The multi-disciplinary team, involving a full set for each twin, performed a unique craniopagus surgery at Red Cross.

Red Cross’ head of paediatric neurosurgery Tony Figaji said craniopagus twinning is rare, especially in South Africa, and comes along once every 20 years.

He said: “It’s the rarest form of conjoined twinning. craniopagus twins occur approximately once in every 2.5 million live births worldwide. We were fortunate in this case that the connection did not involve any shared brain tissue and didn’t involve major blood vessels going from one twin to the other.”

Red Cross’ head of paediatric neurosurgery Tony Figaji said craniopagus twinning is rare, especially in South Africa, and comes along once every 20 years. Picture: Supplied

Red Cross head of plastic surgery Saleigh Adams said while the teams were prepared for a marathon surgery, the surgery only lasted one and a half hours.

The 31-year-old mother of the twins , Ntombikayise Tyhalisi, said she still cannot believe that she is now able to hold her two daughters Siphosethu and Amahle in her arms.

She said: “I am overjoyed! I wasn’t expecting to leave here holding my children one in each arm. When they were born I was very happy even though I had only been expecting one baby at the time.

“Although it was exciting to find out about baby Amahle who came after her sister, it was hard to come to terms with the fact that they were conjoined at the head.

“Now that the twins have been separated I am so happy, things will be so much easier for me now. I am grateful to the nurses who helped me throughout the process and the doctors who worked so hard to make my baby’s lives easier,” said Tyhalisi.

The 31-year-old mother of the twins , Ntombikayise Tyhalisi, said she still cannot believe that she is now able to hold her two daughters Siphosethu and Amahle in her arms.
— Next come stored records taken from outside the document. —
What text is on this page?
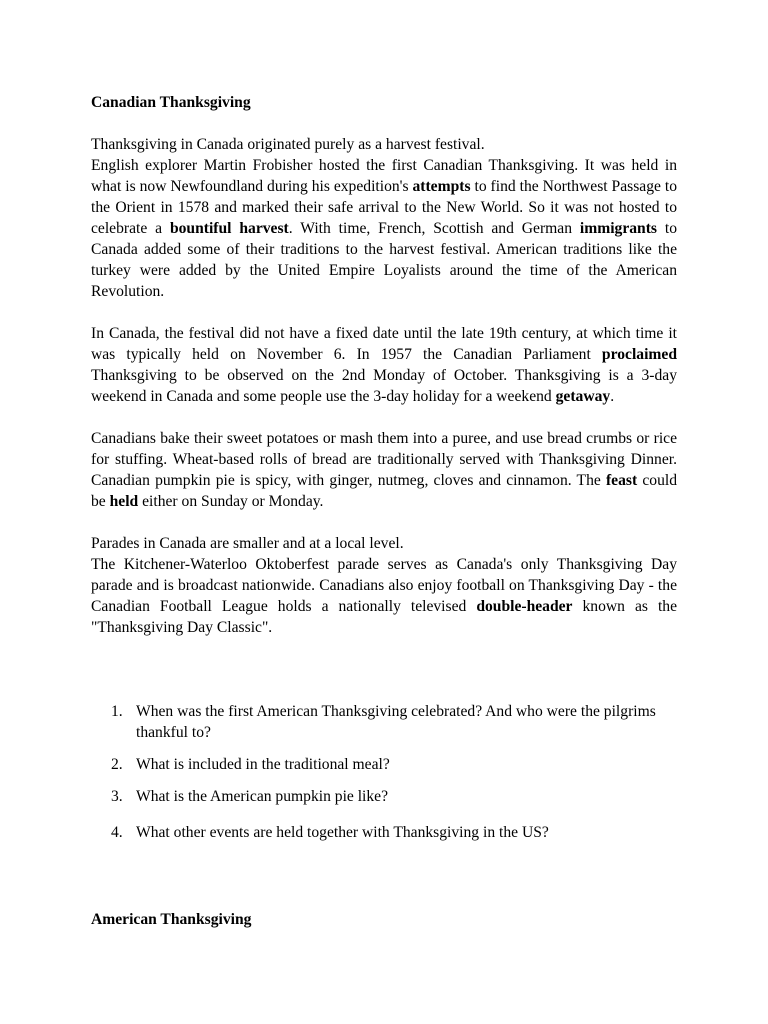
Canadian Thanksgiving

Thanksgiving in Canada originated purely as a harvest festival.

English explorer Martin Frobisher hosted the first Canadian Thanksgiving. It was held in what is now Newfoundland during his expedition's attempts to find the Northwest Passage to the Orient in 1578 and marked their safe arrival to the New World. So it was not hosted to celebrate a bountiful harvest. With time, French, Scottish and German immigrants to Canada added some of their traditions to the harvest festival. American traditions like the turkey were added by the United Empire Loyalists around the time of the American Revolution.

In Canada, the festival did not have a fixed date until the late 19th century, at which time it was typically held on November 6. In 1957 the Canadian Parliament proclaimed Thanksgiving to be observed on the 2nd Monday of October. Thanksgiving is a 3-day weekend in Canada and some people use the 3-day holiday for a weekend getaway.

Canadians bake their sweet potatoes or mash them into a puree, and use bread crumbs or rice for stuffing. Wheat-based rolls of bread are traditionally served with Thanksgiving Dinner. Canadian pumpkin pie is spicy, with ginger, nutmeg, cloves and cinnamon. The feast could be held either on Sunday or Monday.

Parades in Canada are smaller and at a local level.

The Kitchener-Waterloo Oktoberfest parade serves as Canada's only Thanksgiving Day parade and is broadcast nationwide. Canadians also enjoy football on Thanksgiving Day - the Canadian Football League holds a nationally televised double-header known as the "Thanksgiving Day Classic".

1. When was the first American Thanksgiving celebrated? And who were the pilgrims thankful to?
2. What is included in the traditional meal?
3. What is the American pumpkin pie like?
4. What other events are held together with Thanksgiving in the US?
American Thanksgiving
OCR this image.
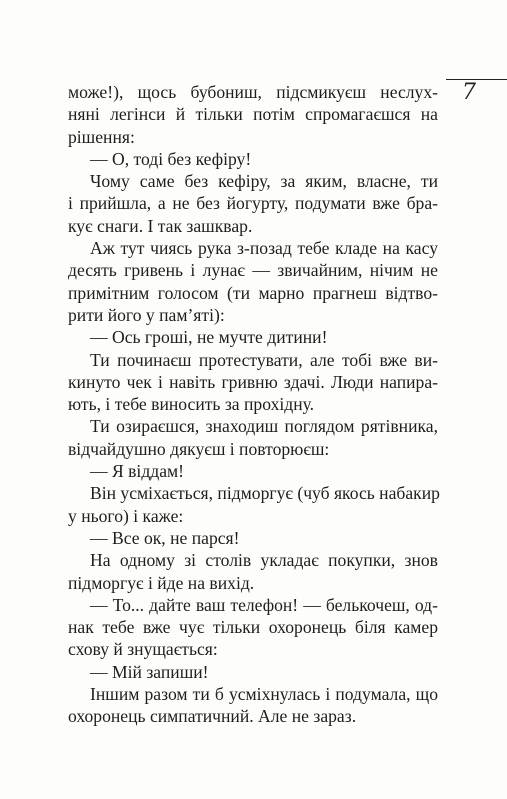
7
може!), щось бубониш, підсмикуєш неслух-
няні легінси й тільки потім спромагаєшся на
рішення:
— О, тоді без кефіру!
Чому саме без кефіру, за яким, власне, ти
і прийшла, а не без йогурту, подумати вже бра-
кує снаги. І так зашквар.
Аж тут чиясь рука з-позад тебе кладе на касу
десять гривень і лунає — звичайним, нічим не
примітним голосом (ти марно прагнеш відтво-
рити його у пам’яті):
— Ось гроші, не мучте дитини!
Ти починаєш протестувати, але тобі вже ви-
кинуто чек і навіть гривню здачі. Люди напира-
ють, і тебе виносить за прохідну.
Ти озираєшся, знаходиш поглядом рятівника,
відчайдушно дякуєш і повторюєш:
— Я віддам!
Він усміхається, підморгує (чуб якось набакир
у нього) і каже:
— Все ок, не парся!
На одному зі столів укладає покупки, знов
підморгує і йде на вихід.
— То... дайте ваш телефон! — белькочеш, од-
нак тебе вже чує тільки охоронець біля камер
схову й знущається:
— Мій запиши!
Іншим разом ти б усміхнулась і подумала, що
охоронець симпатичний. Але не зараз.
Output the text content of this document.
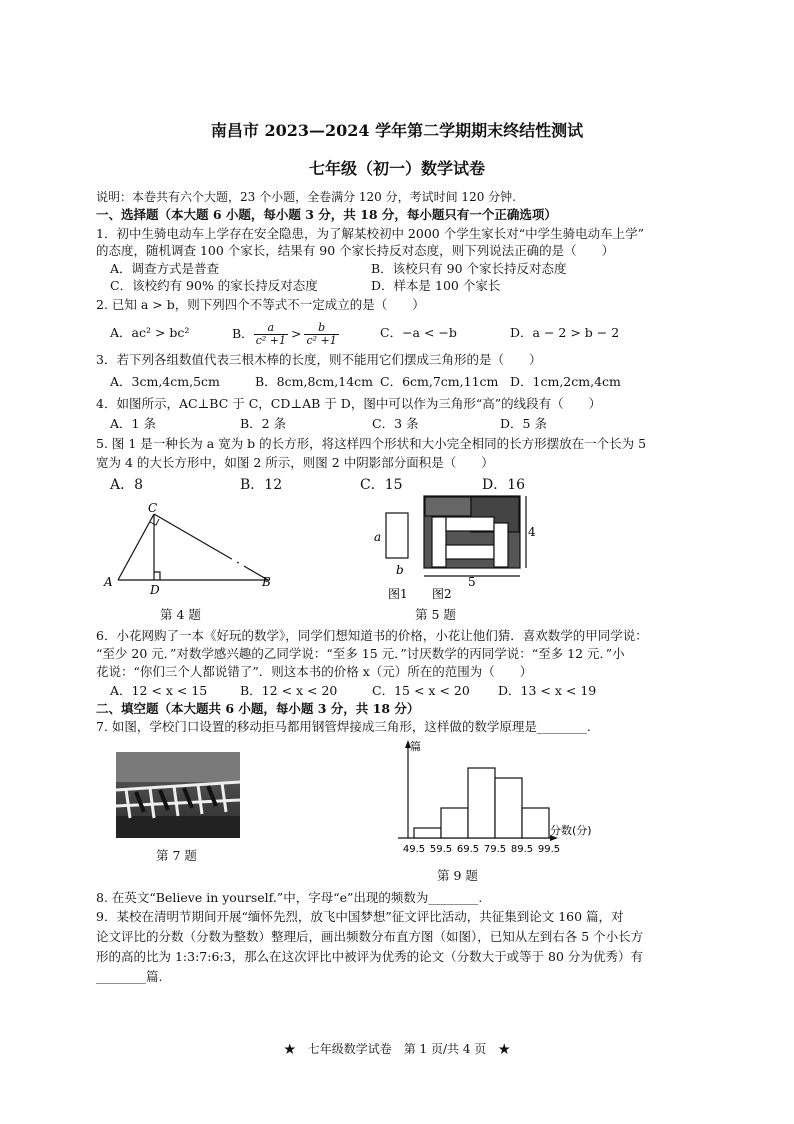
南昌市 2023—2024 学年第二学期期末终结性测试
七年级（初一）数学试卷
说明：本卷共有六个大题，23 个小题，全卷满分 120 分，考试时间 120 分钟.
一、选择题（本大题 6 小题，每小题 3 分，共 18 分，每小题只有一个正确选项）
1．初中生骑电动车上学存在安全隐患，为了解某校初中 2000 个学生家长对“中学生骑电动车上学”
的态度，随机调查 100 个家长，结果有 90 个家长持反对态度，则下列说法正确的是（　　）
A．调查方式是普查	B．该校只有 90 个家长持反对态度
C．该校约有 90% 的家长持反对态度	D．样本是 100 个家长
2. 已知 a > b，则下列四个不等式不一定成立的是（　　）
A．ac² > bc²	B． $\frac{a}{\text{c² +1}} > \frac{b}{\text{c² +1}}$	C．−a < −b	D．a − 2 > b − 2
3．若下列各组数值代表三根木棒的长度，则不能用它们摆成三角形的是（　　）
A．3cm,4cm,5cm	B．8cm,8cm,14cm C．6cm,7cm,11cm D．1cm,2cm,4cm
4．如图所示，AC⊥BC 于 C，CD⊥AB 于 D，图中可以作为三角形“高”的线段有（　　）
A．1 条	B．2 条	C．3 条	D．5 条
5. 图 1 是一种长为 a 宽为 b 的长方形，将这样四个形状和大小完全相同的长方形摆放在一个长为 5
宽为 4 的大长方形中，如图 2 所示，则图 2 中阴影部分面积是（　　）
A．8	B．12	C．15	D．16
C
A
D
B
第 4 题
a
b
4
5
图1 图2
第 5 题
6．小花网购了一本《好玩的数学》，同学们想知道书的价格，小花让他们猜．喜欢数学的甲同学说：
“至少 20 元．”对数学感兴趣的乙同学说：“至多 15 元．”讨厌数学的丙同学说：“至多 12 元．”小
花说：“你们三个人都说错了”．则这本书的价格 x（元）所在的范围为（　　）
A．12 < x < 15	B．12 < x < 20	C．15 < x < 20 D．13 < x < 19
二、填空题（本大题共 6 小题，每小题 3 分，共 18 分）
7. 如图，学校门口设置的移动拒马都用钢管焊接成三角形，这样做的数学原理是________.
第 7 题
篇
分数(分)
49.5 59.5 69.5 79.5 89.5 99.5
第 9 题
8. 在英文“Believe in yourself.”中，字母“e”出现的频数为________.
9．某校在清明节期间开展“缅怀先烈，放飞中国梦想”征文评比活动，共征集到论文 160 篇，对
论文评比的分数（分数为整数）整理后，画出频数分布直方图（如图），已知从左到右各 5 个小长方
形的高的比为 1:3:7:6:3，那么在这次评比中被评为优秀的论文（分数大于或等于 80 分为优秀）有
________篇.
★　七年级数学试卷　第 1 页/共 4 页　★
Picture: Supplied

Red Cross Hospital acting chief executive Anita Parbhoo said: “We’re proud of the entire multidisciplinary team involved in helping these twin patients, from the birthing team in the Eastern Cape and the referring clinicians, to our staff in the wards and theatre and then to those involved with the post-surgery care.”

Figaji said the successful surgery was a recognition of the hospital’s expertise.

“We already have an international profile, and we are the only dedicated paediatric neurosurgery centre in the whole of Sub-Saharan Africa. Over the years we have accumulated considerable expertise around a range of difficult brain and spine conditions in children. We already play a major role in the international paediatric neurosurgery community.”